BHA Design and city staff presented conceptual plans, outreach findings and preliminary cost ranges on Aug. 12 for a Third Street beautification project that focuses on the corridor between Clark and Sheridan. The project emphasizes small‑scale interventions between curb and building face: gateway elements, parking screening, plantings, street furnishings, and coordination with a selected public art team.

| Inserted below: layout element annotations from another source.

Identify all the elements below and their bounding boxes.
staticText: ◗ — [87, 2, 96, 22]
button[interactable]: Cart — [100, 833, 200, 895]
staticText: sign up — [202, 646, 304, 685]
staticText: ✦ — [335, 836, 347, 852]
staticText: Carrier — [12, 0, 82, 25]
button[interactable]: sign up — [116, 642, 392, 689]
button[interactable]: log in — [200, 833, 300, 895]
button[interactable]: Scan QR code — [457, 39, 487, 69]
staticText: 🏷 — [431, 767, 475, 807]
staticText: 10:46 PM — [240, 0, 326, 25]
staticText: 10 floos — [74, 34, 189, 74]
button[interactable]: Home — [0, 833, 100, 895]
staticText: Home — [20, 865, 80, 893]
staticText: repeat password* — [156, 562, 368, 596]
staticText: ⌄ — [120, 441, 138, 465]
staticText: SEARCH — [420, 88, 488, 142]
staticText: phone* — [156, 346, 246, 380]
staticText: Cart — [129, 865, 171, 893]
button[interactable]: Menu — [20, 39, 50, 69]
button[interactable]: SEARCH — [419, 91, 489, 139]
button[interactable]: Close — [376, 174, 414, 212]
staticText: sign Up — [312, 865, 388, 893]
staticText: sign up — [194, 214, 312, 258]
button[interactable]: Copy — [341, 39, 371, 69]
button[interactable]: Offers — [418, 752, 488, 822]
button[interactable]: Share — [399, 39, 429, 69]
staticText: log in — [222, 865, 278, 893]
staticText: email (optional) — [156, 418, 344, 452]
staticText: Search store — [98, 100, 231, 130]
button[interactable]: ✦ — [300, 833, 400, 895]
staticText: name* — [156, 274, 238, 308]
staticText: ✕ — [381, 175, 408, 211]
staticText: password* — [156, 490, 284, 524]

Doug Elgar of BHA Design described outreach in April and May and said the design team met stakeholders including the Montana Street stakeholders — (sic) Laramie Main Street Alliance, YDOT, and business owners — and held two well‑attended open houses. The plan seeks to balance the corridor’s role as a state highway and as the city’s downtown main street. Key concepts presented include replacing chain‑link fencing at the Montessori block with decorative screening and planting, planting and low walls to screen rental and service lots, a small community dining area at the Daylight Donuts corner, and gateway art installations at key corners.
Elgar presented a set of block‑level planning estimates for illustrative purposes: the Montessori block $330k–$400k, the Enterprise/under‑block area $160k–$200k, the Daylight Donuts corner $110k–$135k, the Travel Inn corner $200k–$245k, and core corner improvements at Third and Grand $160k–$200k. He noted the current funding does not cover all ideas and that improvements of this kind often spur private property owners to follow with complementary upgrades.
Assistant City Manager Todd Feeser said staff is negotiating easements and exploring grants; he noted early interest from WyoTech and its welding program to fabricate metal elements and a potential private donation to support fabrication. Councilors asked about signalization, lighting and future corridor extensions; staff said signals would require traffic studies and substantial cost, and that the current scope is focused on the historic downtown eight‑block corridor. Councilors and staff said the work is intended to be community driven and phased to avoid repeated lane closures and business disruptions.
Public commenters and the beautification committee representatives expressed support. Staff said they will continue stakeholder outreach, pursue grant funding, finalize construction documents and, once funding and easements are in place, bring projects forward for implementation.